In a 1902 rant against "Scotto-Continental 'New Art'" largely directed at Mackintosh, the critic H. F. Jennings talked of “extravagance bordering on insanity," "lunatical topsy turvydom," and the pursuit of novelty at the expense of comfort and utility. Although the materials and construction methods used by this architect and designer were not technologically innovative, on a more abstract level the dark, sleek form of this chair can be read as a poetic response to the industrial culture of Glasgow, once called "the Workshop of the World," and as an attempt to give physical form to the sense of risk and drama implicit in the city's boom/bust economy. The chair was designed for one of the famous Glasgow tearooms commissioned by local businesswoman and temperance supporter Kate Cranston. It also appeared in the 1900 Vienna Secession exhibition and in the home of Mackintosh and his artist wife, Margaret Macdonald.
A Visit to Miss Cranston's Tearooms, 1897
Miss Cranston's Glasgow tearooms were a must for visitors. In a letter to his wife, the English architect Edwin Lutyens recounted how the artist James Guthrie had taken him "to a Miss Somebody's who is really a Mrs. Somebody else. She has started a large Restaurant, all very elaborately simple on very new school High Art Lines. The result is gorgeous!
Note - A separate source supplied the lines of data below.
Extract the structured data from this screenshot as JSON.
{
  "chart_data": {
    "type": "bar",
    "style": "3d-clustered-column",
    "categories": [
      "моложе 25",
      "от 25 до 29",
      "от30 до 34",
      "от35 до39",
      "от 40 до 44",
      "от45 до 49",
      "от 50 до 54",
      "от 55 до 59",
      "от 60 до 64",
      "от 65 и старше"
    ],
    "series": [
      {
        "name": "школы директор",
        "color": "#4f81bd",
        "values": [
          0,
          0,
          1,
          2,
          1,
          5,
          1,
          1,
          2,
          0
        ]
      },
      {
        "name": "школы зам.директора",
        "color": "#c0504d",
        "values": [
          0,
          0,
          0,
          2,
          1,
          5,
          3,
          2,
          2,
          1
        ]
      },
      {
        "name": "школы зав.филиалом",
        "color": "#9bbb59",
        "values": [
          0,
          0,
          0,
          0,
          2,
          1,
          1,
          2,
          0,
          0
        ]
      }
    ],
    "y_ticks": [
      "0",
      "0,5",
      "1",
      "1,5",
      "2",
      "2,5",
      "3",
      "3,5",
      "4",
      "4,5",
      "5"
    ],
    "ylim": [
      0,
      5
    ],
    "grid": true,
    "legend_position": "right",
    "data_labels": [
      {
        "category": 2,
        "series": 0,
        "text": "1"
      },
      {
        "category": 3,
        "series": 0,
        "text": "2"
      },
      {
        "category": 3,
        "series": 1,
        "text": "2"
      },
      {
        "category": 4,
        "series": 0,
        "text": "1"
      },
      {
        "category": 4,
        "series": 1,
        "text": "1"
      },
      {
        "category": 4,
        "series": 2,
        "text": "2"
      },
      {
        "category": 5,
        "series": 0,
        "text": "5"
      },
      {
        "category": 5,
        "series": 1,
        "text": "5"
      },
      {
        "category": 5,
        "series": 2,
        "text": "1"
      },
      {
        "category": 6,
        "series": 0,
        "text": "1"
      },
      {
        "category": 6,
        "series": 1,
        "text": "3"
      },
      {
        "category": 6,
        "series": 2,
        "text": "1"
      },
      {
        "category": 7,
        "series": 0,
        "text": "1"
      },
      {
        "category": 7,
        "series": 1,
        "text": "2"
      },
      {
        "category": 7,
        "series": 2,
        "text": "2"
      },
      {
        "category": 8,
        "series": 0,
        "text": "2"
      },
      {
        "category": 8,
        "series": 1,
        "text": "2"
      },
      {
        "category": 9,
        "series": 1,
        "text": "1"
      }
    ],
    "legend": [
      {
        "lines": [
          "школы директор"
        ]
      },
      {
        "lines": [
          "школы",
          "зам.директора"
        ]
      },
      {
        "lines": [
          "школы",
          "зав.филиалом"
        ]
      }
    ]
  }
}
And a wee bit vulgar! . . . It is all quite good, all just a little outré." The Miss Somebody was Kate Cranston, an imaginative and generous patron of emerging designers, several of them women, who gave ordinary citizens public access to chic, progressive design.
This elongated chair was designed for one of Miss Cranston’s Tearooms in Glasgow. Grouped around dining tables, the chairs created an intimate conversational space and the dark oval headrests served to frame the broad fashionable hats of female tea drinkers. In 1900 the chair was one of several tearoom designs that Mackintosh and Margaret Macdonald incorporated in their first home as a married couple and was also exhibited in their installation at the Vienna Secession. These contexts challenged the conventional separation of public and private and of masculine and feminine spheres of influence.